Preparations for the 17-mile line began months ago when Toledo Edison’s real estate division began seeking easements from property owners along the route.
“It’s been going very well,” said Edison’s Gary Keys.
Fulton County easements are nearly all in place, he said, and the majority of those from Williams County have been signed.
The new line will benefit some Edison customers along the way, Keys said, because in addition to the high voltage transmission line, there will be a smaller distribution line that can be tapped to increase power at a farm, for example, where additional electricity is needed to run a grain dryer.
Discussion about the line started about 11 years ago, Keys said, when Edison’s parent company, First Energy, agreed to provide a new power source for Williams County.
The primary need for power is Menard’s manufacturing and distribution facility under construction in Holiday City, but benefits of the new line go beyond that.
Pioneer mayor Ed Kidston is delighted to have the new system coming and says it will benefit both First Energy and the municipal power systems in Pioneer, Bryan, Edgerton and Montpelier.
“These municipalities purchase their power through AMP-Ohio on a wholesale level,” he explained. “This energy comes from various suppliers.”
AMP-Ohio (American Municipal Power-Ohio) is a nonprofit corporation that coordinates and negotiates power supply options.
Years ago the four Williams County communities formed their own joint venture to set up a network of municipal systems that receives power from the south.
With the new line in place, Pioneer and Holiday City will use the First Energy system as their primary source of power and the existing line will serve as a backup.

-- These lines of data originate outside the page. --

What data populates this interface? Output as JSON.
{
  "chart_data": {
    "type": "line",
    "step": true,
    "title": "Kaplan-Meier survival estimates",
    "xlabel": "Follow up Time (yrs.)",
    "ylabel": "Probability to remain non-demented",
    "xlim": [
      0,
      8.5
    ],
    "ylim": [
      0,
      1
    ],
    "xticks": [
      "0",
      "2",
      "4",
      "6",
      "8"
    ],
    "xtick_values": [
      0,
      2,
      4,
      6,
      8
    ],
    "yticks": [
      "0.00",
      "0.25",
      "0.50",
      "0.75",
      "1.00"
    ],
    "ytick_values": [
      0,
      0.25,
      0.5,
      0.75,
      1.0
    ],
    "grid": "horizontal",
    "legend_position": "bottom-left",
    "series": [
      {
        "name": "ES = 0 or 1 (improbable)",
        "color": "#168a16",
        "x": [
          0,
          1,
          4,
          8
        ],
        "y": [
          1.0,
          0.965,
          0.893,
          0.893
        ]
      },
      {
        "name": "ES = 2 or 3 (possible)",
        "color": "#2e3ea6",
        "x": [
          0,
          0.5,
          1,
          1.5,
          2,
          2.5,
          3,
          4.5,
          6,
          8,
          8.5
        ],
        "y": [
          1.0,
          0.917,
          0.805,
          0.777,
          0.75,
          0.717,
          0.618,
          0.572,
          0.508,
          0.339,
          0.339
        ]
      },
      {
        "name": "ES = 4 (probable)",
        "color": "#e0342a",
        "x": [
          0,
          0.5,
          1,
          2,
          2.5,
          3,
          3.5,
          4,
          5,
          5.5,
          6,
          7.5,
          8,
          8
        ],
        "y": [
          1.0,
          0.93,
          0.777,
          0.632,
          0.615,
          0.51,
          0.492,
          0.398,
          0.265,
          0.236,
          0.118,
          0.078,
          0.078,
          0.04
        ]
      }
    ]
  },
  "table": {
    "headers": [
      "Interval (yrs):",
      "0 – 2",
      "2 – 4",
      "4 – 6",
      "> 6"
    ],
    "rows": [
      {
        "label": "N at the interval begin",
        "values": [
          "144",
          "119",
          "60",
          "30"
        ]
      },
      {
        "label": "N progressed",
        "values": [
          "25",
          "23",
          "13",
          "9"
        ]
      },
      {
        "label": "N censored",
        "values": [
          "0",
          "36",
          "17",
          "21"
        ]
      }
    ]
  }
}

Bryan, Edgerton and Montpelier will now have the new line to serve as their backup.
The new 69 kilovolt line will start at Edison’s substation east of Fayette on U.S. 20 and travel north to County Road S. From there the line will follow County Road S into Williams County. The line will eventually dip back down to U.S. 20 and travel toward Pioneer. Pioneer will need to extend a line about two miles east to tie into the system.
The line will then travel down County Road 16 and end east of Holiday City, where another municipal line will be constructed to tie in.
All new, taller utility poles will be set along the route, said Edison’s Trent Dominque who oversees Edison’s Fulton County lines. A few existing poles in the Fayette area can be used and workers were clearing old lines last week on the north side of Fayette.
“We’ve got about the first mile and a half completed from U.S. 127,” Dominique said.
Kidston said he expects the system to be operational a year from now, and Keys believes Edison’s portion of the work could be complete by the end of the year.
The substation on U.S. 20 must still be upgraded to handle the increase in capacity.
A 69 kV line will feed directly into Menard’s, Keys said, which pales to the energy devoured by NorthStar Steel (349 kV) but far exceeds the energy consumption of Fayette, which is closer to 12 kV.
This leads to the differential in prices for power, Keys said.
“Any time you have a large entity that can buy bulk power in large quantities, there can be a negotiated price,” he said.
“We have the ability to buy power at wholesale,” Kidston said. “We own our own distribution lines.”
As a member of AMP-Ohio, Pioneer owns portions of several energy production facilities and pays transmission costs to various companies.
Electricity is delivered throughout the community via a distribution system that’s owned and maintained by the village, Kidston said. All the services for the customer are taken care of by the village, rather than relying on Edison.
He understands the frustration that Fayette residents might feel when they’re buying power at a higher price from an investor-owned utility—he knows someone who lives just outside of Pioneer and pays much higher rates—but he also knows there are some reasons for the difference in costs.